Der Alpha-1-Antitrypsin-Mangel kann viele Organsysteme betreffen, allen voran die Leber und die Lunge. Für die Lungenbeteiligung stellt die Augmentationstherapie eine bewährte Behandlungsoption dar, weil die Lunge primär an dem Mangel des Proteins Schaden nimmt. Die Leber wird durch den Überschuss des falsch gefalteten Alpha1-Antitrypsins beeinträchtigt. Bisher gab es hierfür keine Therapien, abgesehen von einer Lebertransplantation als Ultima Ratio.

Durch den medizinisch-biologischen Fortschritt der letzten Jahre wurden mehrere Therapiekonzepte entwickelt, um den Überschuss an falsch gefaltetem AAT in der Leber zu korrigieren. Zum einen lässt sich die Ausschleusung des veränderten Proteins aus der Leber fördern, zum anderen kann man die Produktion des potenziell schädlichen Proteins unterbinden. Während es zu dem ersten Ansatz bis dato keine humanen Wirksamkeitsbelege gibt, wurden zu dem zweiten vor kurzem vielversprechende Daten veröffentlicht. Dieser Ansatz arbeitet mit einer sogenannten siRNA (small interfering RNA, engl. für kleine eingreifende RNA) und verändert somit nicht die menschliche Erbinformation, auch DNA genannt, sondern wirkt eine Ebene darunter. In der Herstellung eines Proteins werden mehrere Arbeitsschritte durchlaufen. Einer davon ist die Herstellung einer RNA, die die Arbeitskopie der DNA darstellt und direkt zur Proteinherstellung verwendet wird. Mit der siRNA kann das Ablesen von einer spezifischen RNA verhindert werden: siRNA-Therapeutika gelten daher als neue Geheimwaffe im Kampf gegen genetisch bedingte Erkrankungen. Das erste siRNA-basierte Medikament wurde im Jahr 2018 zugelassen, ein weiteres Therapeutikum folgte dieses Jahr. Bei dem ersten wird die Produktion eines mutierten Proteins namens Transthyretin in der Leber unterbunden, die ansonsten zur angeborenen Transthyretin-Amyloidose führt, bei dem zweiten wird eine Enzymproduktion unterdrückt, die zur akuten hepatischen Porphyrie führt. In beiden Fällen wird die siRNA vorwiegend in die Leberzellen aufgenommen.
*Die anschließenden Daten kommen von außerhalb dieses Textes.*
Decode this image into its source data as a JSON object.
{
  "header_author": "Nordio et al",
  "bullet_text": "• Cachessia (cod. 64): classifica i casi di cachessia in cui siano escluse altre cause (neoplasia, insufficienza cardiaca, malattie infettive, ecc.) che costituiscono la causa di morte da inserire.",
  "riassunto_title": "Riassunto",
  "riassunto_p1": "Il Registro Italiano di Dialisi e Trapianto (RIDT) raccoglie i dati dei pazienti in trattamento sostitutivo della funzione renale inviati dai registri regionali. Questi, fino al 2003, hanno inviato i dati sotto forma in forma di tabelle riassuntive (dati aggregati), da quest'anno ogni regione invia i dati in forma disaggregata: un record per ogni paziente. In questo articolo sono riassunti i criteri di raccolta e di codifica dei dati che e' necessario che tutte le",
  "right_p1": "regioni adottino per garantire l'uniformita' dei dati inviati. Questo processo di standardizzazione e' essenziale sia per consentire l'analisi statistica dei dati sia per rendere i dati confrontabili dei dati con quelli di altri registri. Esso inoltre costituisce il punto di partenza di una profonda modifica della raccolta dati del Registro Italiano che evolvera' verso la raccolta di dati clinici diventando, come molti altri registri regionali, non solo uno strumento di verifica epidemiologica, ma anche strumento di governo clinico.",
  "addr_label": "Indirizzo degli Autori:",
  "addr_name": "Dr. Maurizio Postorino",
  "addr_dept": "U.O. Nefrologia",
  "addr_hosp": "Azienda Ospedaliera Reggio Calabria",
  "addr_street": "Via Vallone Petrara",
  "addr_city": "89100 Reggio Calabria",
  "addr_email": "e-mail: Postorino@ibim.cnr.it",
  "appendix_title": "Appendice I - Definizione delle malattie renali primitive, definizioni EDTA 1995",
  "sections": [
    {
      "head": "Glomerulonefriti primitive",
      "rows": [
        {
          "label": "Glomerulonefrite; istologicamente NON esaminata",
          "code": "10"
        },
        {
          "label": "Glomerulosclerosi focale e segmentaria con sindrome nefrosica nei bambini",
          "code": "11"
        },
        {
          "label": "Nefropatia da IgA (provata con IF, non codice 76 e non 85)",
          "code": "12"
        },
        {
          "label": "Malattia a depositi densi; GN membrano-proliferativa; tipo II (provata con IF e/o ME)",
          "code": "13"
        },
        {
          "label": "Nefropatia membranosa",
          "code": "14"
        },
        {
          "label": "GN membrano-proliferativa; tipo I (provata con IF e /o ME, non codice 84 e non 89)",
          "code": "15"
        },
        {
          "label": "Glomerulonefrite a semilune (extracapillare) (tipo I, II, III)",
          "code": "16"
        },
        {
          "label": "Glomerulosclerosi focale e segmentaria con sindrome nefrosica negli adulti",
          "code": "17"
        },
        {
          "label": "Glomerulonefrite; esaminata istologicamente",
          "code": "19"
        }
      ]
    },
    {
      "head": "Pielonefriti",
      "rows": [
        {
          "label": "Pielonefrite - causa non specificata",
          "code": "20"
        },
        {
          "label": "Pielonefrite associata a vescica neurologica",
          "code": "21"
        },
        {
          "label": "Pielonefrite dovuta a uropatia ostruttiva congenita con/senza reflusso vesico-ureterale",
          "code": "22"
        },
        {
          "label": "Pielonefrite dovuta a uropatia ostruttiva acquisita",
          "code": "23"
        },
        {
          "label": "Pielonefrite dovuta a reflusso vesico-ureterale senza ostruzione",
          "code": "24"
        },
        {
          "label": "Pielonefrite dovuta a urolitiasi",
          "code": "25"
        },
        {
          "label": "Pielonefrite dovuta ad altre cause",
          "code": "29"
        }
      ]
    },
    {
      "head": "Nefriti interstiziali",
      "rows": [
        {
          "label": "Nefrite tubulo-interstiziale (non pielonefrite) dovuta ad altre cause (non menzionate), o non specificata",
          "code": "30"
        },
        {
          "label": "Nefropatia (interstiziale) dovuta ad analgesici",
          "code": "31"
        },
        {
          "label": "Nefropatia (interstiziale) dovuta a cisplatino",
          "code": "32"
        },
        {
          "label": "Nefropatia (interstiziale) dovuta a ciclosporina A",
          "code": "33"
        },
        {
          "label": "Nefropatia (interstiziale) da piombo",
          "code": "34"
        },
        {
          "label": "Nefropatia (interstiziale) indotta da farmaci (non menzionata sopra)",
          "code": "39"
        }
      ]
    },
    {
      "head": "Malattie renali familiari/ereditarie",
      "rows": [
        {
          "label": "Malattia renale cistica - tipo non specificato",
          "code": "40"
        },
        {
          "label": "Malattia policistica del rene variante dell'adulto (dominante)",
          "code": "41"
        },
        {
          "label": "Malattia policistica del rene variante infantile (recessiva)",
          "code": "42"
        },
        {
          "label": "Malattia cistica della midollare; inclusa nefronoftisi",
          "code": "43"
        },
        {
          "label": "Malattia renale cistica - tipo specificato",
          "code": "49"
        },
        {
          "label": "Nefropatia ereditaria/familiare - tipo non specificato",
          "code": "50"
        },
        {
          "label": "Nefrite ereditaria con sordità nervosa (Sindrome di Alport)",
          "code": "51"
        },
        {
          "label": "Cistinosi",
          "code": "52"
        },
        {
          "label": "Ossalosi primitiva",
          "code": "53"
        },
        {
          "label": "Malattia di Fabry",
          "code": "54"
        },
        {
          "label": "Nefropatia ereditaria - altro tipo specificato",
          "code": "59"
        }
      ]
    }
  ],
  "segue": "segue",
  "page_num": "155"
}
Seit Sommer 2019 laufen bei der Firma Arrowhead zwei vergleichbare Studien, die die Nützlichkeit der Alpha-1-Antitrypsin-spezifischen siRNA bei Patienten mit einer Leberbeteiligung und einem schweren Alpha-1-Antitrypsin-Mangel untersuchen. Momentan werden ausschließlich Pi*ZZ-Probanden ohne eine höhergradige Lungenbeteiligung in die Studie eingeschlossen, kränkere Patienten sollen zu einem späteren Zeitpunkt untersucht werden. Die ersten Daten aus diesen Studien wurden vor kurzem im Rahmen einer Pressemitteilung veröffentlicht. Die vier beschriebenen Patienten, die die Studie bereits abgeschlossen haben, wurden alle an der Uniklinik Aachen behandelt. Die Rekrutierung erfolgte in einer engen Zusammenarbeit mit Alpha1-Deutschland sowie Alpha-1 Plus Belgium. Das Prüfpräparat wurde subkutan verabreicht, also direkt unter die Haut wie bei einer Impfung oder Thrombose-Spritze. Den Patienten wurden drei Dosen im Abstand von vier und zwölf Wochen zugeführt. Zu Beginn der Studie sowie 24 Wochen nach Therapiestart wurde eine Leberbiopsie durchgeführt, zudem fanden regelmäßige Blutkontrollen statt. Nach 24 Wochen konnte bei den Probanden die Menge des Alpha-1-Antitrypsins sowohl im Serum (um bis zu 93%) als auch in der Leber (um bis zu 95%) reduziert werden. In drei von vier Patienten wurde auch die Menge des bereits verketteten (polymerisierten) Alpha-1-Antitrypsins in der Leber reduziert, die maximale Reduktion belief sich auf 97%. Alle Probanden wiesen einen Rückgang der etablierten Leberschädigungsmarker ALT und GGT auf. Bei allen Studienteilnehmern reduzierte sich die Lebersteifigkeit, die zur nicht-invasiven Bestimmung der Lebervernarbung herangezogen wird. Es wurden keine relevanten Lungen-Nebenwirkungen berichtet und alle Patienten entschieden sich nach Abschluss der eigentlichen 24-wöchigen Studie für die angebotene Verlängerung der Therapie. Obwohl es sich um sehr frühe klinische Daten handelt, wird bereits über die Weiterentwicklung und Vermarktung des Produktes nachgedacht.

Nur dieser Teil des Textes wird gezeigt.